Больше мы не встречались.

На другой день наша театральная бригада отправилась в путь. Катюша поехала с нами. Она умела рисовать, шить, делать цветы из тряпочек — словом, оказалась нужным для нас человеком. Посылали нас на несколько дней. Понятно, я и думать не мог, что путь наш затянется на многие годы, что с Поздиеевкой кончено навсегда. Правда, в последующие годы я еще не раз наведывался в Позднеевку, где родители мои прожили до самой своей смерти в 1929 году, но приезжал я туда как гость, на короткое время.

Случилось так, что в последней из станиц, обозначенных в нашем маршруте, мы столкнулись с разъездным губернским театром. Актеры этого театра в большинстве были такими же любителями, как и мы, но более опытными, привычными к гриму и к костюмам. Посмотрев наш спектакль, они предложили троим из нас, в том числе и мне, перейти в их труппу. Двое отказались — у них был свой сердечный и хозяйский интерес в Позднеевке. Я же был в восторге от этого нежданного поворота судьбы: играть в настоящем театре, с настоящими декорациями, с настоящими костюмами! Мог ли я мечтать о большем! Я тотчас же дал согласие, выговорив, что Катюшу тоже зачислят в штат.

Катюша стала кассиршей театра. Вместе с тем ей поручали выходные роли: она была очень застенчива и соглашалась играть лишь роли без слов. Даже те несколько фраз, которые ей случалось произносить, она говорила таким слабым, дрожащим голосом, что зрители нередко кричали с мест: «Громче!»

Театр наш был молодой, горячий и бескорыстный. Мы играли нередко по три спектакля в день, репетировали круглые сутки, часами спорили о ролях, пьесах и декорациях и притом ели что попало, спали где придется, одеты были немногим лучше Агафона… Жизнь наконец-то улыбнулась мне, но, к сожалению, ненадолго.

Однажды мы давали один из лучших наших спектаклей — «Разбойники» Шиллера — в большой станице Ново-Кубанской. Играть нам предстояло не в клубе, а в настоящем, хотя и летнем, театре. Машины с декорациями задержались в пути и прибыли, когда у наших актеров от волнения уже стекал с лица грим и начали отклеиваться бороды и усы. Все работники театра приняли участие в расстановке декораций, одна только Катюша торговала в это время билетами в маленькой фанерной кассе у входа.

Наконец спектакль начался.
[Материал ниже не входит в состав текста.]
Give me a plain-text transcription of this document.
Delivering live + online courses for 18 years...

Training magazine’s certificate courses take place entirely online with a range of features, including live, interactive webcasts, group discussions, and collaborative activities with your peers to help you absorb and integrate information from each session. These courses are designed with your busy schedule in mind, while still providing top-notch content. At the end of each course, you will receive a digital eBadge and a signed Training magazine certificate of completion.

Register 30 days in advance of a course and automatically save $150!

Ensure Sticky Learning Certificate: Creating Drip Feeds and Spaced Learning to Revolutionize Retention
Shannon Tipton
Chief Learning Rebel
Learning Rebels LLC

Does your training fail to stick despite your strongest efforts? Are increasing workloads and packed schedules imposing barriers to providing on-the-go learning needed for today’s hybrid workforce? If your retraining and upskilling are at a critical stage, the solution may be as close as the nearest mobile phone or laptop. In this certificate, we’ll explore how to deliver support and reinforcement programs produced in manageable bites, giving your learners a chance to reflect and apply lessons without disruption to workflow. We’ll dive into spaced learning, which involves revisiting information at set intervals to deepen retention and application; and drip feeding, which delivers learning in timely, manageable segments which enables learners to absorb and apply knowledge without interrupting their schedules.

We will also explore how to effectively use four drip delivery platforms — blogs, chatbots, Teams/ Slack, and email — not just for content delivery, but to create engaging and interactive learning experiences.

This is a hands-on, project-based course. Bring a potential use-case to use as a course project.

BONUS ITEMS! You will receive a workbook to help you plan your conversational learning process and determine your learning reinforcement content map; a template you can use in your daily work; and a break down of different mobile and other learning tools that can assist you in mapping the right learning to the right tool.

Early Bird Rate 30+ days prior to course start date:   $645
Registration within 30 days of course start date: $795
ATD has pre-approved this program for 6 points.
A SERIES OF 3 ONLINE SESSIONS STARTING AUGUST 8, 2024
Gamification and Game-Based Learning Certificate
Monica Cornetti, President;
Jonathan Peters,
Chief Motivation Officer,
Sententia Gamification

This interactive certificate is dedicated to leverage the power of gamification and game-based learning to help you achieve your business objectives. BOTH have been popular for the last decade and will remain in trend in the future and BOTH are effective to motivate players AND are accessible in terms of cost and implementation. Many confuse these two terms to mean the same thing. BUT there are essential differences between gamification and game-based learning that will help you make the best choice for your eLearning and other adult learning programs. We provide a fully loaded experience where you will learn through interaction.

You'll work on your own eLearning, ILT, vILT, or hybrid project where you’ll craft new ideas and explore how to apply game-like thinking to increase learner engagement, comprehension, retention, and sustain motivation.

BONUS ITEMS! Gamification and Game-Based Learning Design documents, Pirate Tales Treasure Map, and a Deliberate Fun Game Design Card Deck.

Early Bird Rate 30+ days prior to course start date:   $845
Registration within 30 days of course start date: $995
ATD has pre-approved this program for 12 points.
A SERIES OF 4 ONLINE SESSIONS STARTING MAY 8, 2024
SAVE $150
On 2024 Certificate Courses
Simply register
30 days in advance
Я играл Карла Моора. Не знаю, как другие актеры, но я, находясь на сцене, не замечаю ни зрителей, ни того, что происходит в зрительном зале, будь то даже пьяная драка или другое шумное происшествие. Лишь иной раз, произнося монолог на публику, я останавливаюсь взглядом на каком-либо одном лице и обращаюсь со своим монологом как бы к нему. Конечно, после спектакля я бы нипочем не узнал этого человека, на несколько минут олицетворившего для меня зрительный зал.

Но в этот раз вышло иное. Перед тем как начать свой монолог, я случайно — а может, потому, что этот зритель был с резкой отметиной, — остановил свой взгляд на смуглолицем парне с черной повязкой на глазу. Затем, отговорив монолог, я совсем было забыл о нем, как вдруг черты его снова всплыли в памяти, и мне неудержимо захотелось увидеть одноглазого парня…

Я посмотрел раз, другой, у меня как-то едко и неприятно засосало в груди, но я не мог понять, откуда взялось это чувство. Парень — красивый, смуглый, горбоносый, с волнистыми, зачесанными назад волосами; зрячий его глаз глядел остро и цепко…

— Что ты все зад мне кажешь? — услышал я обиженный шепот Франца Моора.

После этого я уже не мог смотреть на пария с черной повязкой, но память сработала вдруг сама: «Буртовский!»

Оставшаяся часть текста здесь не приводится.